Shouldn't the basic terminology used to discuss/describe a distribution be included here? It would not only fill out the basic presentation of the material but also provide an anchor for references to such terms in other articles. Jojalozzo 03:02, 25 July 2011 (UTC)

## Strange terminology

As far as I know, "probability distribution" is, in general, a probability measure (rather than this or that function). In some (but not all) cases it can be described by a cumulative distribution function. Sometimes also by the probability mass function; sometimes also by the probability density function. But the lead says "a probability mass, probability density, or probability distribution is a function..." Or is it meant that a measure is also a kind of function (namely, a set function)? But no, this is not written in the sections. Boris Tsirelson (talk) 05:57, 2 July 2012 (UTC)

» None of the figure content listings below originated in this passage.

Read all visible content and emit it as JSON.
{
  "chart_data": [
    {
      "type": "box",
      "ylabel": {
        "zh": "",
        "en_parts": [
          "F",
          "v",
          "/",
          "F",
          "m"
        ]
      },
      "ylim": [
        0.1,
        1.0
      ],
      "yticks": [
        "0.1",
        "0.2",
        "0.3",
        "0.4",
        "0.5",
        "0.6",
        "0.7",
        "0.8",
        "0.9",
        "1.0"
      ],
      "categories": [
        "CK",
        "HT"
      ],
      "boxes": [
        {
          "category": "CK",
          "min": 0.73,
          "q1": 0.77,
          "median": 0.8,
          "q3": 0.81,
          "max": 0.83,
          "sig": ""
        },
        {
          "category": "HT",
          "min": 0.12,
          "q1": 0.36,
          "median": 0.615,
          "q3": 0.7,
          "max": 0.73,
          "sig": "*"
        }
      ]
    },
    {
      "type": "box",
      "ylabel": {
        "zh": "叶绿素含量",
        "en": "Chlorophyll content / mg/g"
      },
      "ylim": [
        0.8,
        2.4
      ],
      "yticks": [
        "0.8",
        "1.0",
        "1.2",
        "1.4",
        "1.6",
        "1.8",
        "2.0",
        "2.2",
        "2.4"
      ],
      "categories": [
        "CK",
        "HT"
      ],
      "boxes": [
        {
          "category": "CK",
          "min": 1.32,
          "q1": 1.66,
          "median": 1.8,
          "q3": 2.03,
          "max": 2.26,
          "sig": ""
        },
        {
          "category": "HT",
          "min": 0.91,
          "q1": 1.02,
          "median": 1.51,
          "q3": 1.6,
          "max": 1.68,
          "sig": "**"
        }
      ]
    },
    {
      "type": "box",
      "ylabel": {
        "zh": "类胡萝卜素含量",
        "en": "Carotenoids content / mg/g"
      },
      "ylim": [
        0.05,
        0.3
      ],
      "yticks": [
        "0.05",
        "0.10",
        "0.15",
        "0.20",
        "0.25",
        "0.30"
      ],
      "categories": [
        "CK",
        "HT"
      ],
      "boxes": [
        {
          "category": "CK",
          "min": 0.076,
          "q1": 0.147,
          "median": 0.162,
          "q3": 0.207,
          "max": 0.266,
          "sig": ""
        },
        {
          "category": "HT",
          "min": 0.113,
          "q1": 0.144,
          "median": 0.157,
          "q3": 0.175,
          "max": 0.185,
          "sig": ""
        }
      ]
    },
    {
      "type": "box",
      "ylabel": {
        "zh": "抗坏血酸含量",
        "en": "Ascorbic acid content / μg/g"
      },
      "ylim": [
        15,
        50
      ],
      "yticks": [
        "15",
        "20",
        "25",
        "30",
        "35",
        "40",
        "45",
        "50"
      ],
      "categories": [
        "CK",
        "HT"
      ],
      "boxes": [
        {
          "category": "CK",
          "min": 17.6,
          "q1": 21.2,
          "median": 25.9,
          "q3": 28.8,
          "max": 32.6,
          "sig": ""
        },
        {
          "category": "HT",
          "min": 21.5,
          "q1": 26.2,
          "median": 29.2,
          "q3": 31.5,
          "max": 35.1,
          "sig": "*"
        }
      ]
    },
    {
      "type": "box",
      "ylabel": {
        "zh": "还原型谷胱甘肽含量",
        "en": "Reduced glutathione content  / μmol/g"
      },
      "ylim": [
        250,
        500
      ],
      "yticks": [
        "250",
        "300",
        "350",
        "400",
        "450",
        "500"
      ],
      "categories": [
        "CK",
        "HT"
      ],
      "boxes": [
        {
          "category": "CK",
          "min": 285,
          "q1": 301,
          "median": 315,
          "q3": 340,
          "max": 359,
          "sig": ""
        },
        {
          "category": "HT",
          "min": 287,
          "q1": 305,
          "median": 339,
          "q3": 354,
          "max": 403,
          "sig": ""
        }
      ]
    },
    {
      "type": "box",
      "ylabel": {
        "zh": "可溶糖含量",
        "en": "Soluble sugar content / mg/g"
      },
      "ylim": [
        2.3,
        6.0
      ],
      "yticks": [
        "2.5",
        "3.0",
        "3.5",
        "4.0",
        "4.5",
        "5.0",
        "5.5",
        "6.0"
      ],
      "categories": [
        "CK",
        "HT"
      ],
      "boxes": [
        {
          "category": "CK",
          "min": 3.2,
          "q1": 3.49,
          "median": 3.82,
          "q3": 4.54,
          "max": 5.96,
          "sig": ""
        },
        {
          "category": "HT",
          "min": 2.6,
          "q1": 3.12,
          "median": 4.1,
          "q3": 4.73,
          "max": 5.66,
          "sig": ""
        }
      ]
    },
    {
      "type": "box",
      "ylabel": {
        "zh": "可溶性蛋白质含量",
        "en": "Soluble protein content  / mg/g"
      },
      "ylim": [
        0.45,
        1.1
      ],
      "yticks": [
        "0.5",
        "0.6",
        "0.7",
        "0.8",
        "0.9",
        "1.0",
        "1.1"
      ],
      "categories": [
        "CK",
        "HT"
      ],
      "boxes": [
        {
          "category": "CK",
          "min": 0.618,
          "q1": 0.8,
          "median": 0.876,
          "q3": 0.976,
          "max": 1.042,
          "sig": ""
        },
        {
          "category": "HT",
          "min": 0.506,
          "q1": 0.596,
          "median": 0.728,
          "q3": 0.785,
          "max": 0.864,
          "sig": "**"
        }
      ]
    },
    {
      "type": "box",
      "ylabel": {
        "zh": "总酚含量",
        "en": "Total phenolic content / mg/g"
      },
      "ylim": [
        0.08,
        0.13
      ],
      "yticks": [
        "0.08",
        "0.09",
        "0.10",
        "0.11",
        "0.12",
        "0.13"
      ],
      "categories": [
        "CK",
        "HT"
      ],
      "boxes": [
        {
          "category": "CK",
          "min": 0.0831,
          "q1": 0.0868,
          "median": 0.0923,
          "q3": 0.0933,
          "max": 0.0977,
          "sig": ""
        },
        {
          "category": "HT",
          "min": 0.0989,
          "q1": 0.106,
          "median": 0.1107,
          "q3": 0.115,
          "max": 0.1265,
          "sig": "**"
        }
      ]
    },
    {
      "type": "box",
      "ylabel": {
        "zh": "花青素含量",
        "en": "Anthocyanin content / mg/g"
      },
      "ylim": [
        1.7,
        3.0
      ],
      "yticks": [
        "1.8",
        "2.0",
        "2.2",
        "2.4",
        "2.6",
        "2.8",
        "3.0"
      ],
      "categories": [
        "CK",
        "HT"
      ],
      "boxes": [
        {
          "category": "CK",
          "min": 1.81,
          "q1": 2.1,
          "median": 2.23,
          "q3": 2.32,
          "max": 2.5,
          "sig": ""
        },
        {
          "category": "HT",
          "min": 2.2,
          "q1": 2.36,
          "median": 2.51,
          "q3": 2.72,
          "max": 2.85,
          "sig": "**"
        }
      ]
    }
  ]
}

- I have rewritten the lead to try to overcome this problem. But the rest of the article is extremely short of anything understandable about probability measure. Melcombe (talk) 19:20, 3 July 2012 (UTC)
- Nice! Much better than before. (But it would be enough, to link "probability measure" in the lead only once.) Boris Tsirelson (talk) 21:09, 3 July 2012 (UTC)

## Normal distribution

Why does this article refer to the Gaussian distribution as "the most important distribution"? Isn't this kind of arbitrary? — Preceding unsigned comment added by 2607:4000:200:13:1A03:73FF:FEB3:B07C (talk) 05:46, 27 August 2012 (UTC)

- Good question but no it's not arbitrary: there's a theorem somewhere that says that given a large enough sample size, all distributions tend towards the Gaussian in the limit. --Matt Westwood 09:46, 27 August 2012 (UTC)
- A quote:
- "Gaussian random variables and processes always played a central role in the probability theory and statistics. The modern theory of Gaussian measures combines methods from probability theory, analysis, geometry and topology and is closely connected with diverse applications in functional analysis, statistical physics, quantum field theory, financial mathematics and other areas."
- R. Latala, "On some inequalities for Gaussian measures". Proceedings of the International Congress of Mathematicians (2002), 813-822. arXiv:math.PR/0304343.

- Boris Tsirelson (talk) 12:41, 27 August 2012 (UTC)

- A quote:

- An example: The normal distribution in R
^{n}is the unique (up to scaling) rotation-invariant probability measure with independent components. This purely mathematical result is fundamental to the Kinetic theory of gases. --Rainald62 (talk) 21:36, 29 April 2013 (UTC)- Yes... You mean Maxwell–Boltzmann distribution. Boris Tsirelson (talk) 05:49, 30 April 2013 (UTC)

- An example: The normal distribution in R

## generic statistical distributions (especially sample distributions)

Right now there seem to be somewhat strange redirects. What article should I link to for a plain old distribution of occurrences as observed in a finite sample?

- I suspect that statistical distribution ought to disambiguate between sample distributions (that vary from sample to sample) and the ideal probability distributions. At the moment it redirects to just probability distribution.
- Sample distribution redirects to empirical distribution function (sample cdf), what about the actual sample distribution, non-integrated? There are also count data and frequency distribution articles but neither quite seems to be appropriate (or maybe they are just badly written).